COLUMBIA UNIVERSITY HEALTH SCIENCES
The role of a Synuclein transcript variants in neuronal pathology and function
Parkinson's disease & PD-related disorders
alpha synuclein, Transcript, 3' Untranslated Regions, Pathology, Parkinson Disease
DESCRIPTION (provided by applicant): Common genetic variants in the human population play a significant role in the pathogenesis of non-familial (‘sporadic’) Parkinson’s disease (PD). Among such PD risk variants, the alpha-synuclein (aSyn) locus is of particular interest, as SNPs in this locus show the strongest and most robust impact on sporadic PD risk Furthermore, very rare mutations in aSyn as well as triplication of the aSyn gene locus lead to familial inherited forms of PD. aSyn is thus an attractive therapeutic target for PD, with most strategies aimed at reducing its level or aggregation. Our preliminary data point to a novel regulatory mechanism that we hypothesize to impact aSyn physiological and pathological functions: aSyn messenger RNA (mRNA) transcript differential 3′ untranslated region (3’UTR) usage.
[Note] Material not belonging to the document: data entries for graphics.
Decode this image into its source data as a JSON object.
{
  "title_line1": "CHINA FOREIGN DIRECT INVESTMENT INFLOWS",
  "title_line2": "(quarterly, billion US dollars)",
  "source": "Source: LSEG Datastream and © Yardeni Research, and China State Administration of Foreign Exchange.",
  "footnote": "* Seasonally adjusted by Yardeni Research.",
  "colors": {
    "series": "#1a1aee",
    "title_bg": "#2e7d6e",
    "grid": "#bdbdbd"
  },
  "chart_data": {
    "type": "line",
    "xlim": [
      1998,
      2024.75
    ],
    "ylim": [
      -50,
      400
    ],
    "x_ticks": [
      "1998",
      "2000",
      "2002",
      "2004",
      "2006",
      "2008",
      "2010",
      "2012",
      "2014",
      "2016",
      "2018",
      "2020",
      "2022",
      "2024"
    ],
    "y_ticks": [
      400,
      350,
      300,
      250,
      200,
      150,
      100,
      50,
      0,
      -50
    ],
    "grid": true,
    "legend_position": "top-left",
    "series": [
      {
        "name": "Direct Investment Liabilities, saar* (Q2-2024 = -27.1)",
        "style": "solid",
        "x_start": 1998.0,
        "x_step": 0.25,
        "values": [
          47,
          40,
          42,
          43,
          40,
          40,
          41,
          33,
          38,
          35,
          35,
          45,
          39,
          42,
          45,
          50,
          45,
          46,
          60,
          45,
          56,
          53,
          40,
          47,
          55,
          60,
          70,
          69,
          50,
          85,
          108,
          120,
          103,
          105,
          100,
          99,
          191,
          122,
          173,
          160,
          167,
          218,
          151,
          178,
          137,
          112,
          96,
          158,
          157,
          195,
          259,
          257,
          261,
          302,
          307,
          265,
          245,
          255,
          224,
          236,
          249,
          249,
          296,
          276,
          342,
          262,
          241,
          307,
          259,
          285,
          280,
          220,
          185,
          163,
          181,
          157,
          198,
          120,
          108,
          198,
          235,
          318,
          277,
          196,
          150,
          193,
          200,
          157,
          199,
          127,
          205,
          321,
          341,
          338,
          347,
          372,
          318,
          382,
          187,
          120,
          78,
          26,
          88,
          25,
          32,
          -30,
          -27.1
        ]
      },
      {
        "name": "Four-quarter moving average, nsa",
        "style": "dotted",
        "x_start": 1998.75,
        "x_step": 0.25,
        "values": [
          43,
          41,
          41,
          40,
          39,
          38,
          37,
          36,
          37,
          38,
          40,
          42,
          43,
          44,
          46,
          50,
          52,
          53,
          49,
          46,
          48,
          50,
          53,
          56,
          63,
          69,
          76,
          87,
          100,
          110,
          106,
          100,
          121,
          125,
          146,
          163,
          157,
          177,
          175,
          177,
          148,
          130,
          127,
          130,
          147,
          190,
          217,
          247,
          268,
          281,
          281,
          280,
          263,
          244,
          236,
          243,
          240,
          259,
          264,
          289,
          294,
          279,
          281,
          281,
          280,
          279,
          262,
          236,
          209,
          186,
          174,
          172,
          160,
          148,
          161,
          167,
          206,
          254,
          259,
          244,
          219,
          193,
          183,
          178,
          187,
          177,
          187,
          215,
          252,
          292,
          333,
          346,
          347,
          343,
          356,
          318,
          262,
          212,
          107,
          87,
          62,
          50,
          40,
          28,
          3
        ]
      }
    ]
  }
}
Longer transcript isoforms (aSynL) correlate with increased protein accumulation, intraneuronal protein redistribution, and pathological functions, both in human brain and in model systems. This ultimately may provide a novel therapeutic approach by targeting specifically pathological rather than physiological functions of aSyn. aSyn 3’UTR usage is modified by dopamine exposure as well as by aSyn locus common genetic single nucleotide polymorphism (SNP) variants that increase PD risk. The 2 mechanisms appear largely separate. Whereas a small segment of the 3’UTR (sufficient to confer dopamine sensitivity) is conserved in rodent aSyn, most of the 3’UTR sequences are unique to human. Our specific hypothesis is that longer mRNA transcript isoforms of human aSyn, with extended 3’UTRs, aSynL, play important pathological roles, by impacting the accumulation of aSyn protein. The goals of this proposal are to (i) define regulatory mechanisms of the aSyn 3’UTR and (ii) relate the molecular properties of different aSyn mRNA 3’UTR isoforms to pathological aSyn functions in vivo. The impact of this proposal is potentially high, as pinpointing a specific pathogenic transcript would present a novel therapeutic target. Such regulation could be especially amenable to high-content drug screens. The deliverables of the project are (i) to provide a structure/function analysis of aSyn 3’UTR sequences with respect to aSyn regulation, and (ii) to potentially identify novel drug targets for PD and other synucleinopathies, by identifying molecular mechanisms that mediate the process.
PUBLIC HEALTH RELEVANCE: There is a tremendous need for therapeutics that alter the course of Parkinson’s disease. Our preliminary data point to a novel molecular target for Parkinson’s disease therapeutics: a unique form of aSynuclein not previously associated with the disease.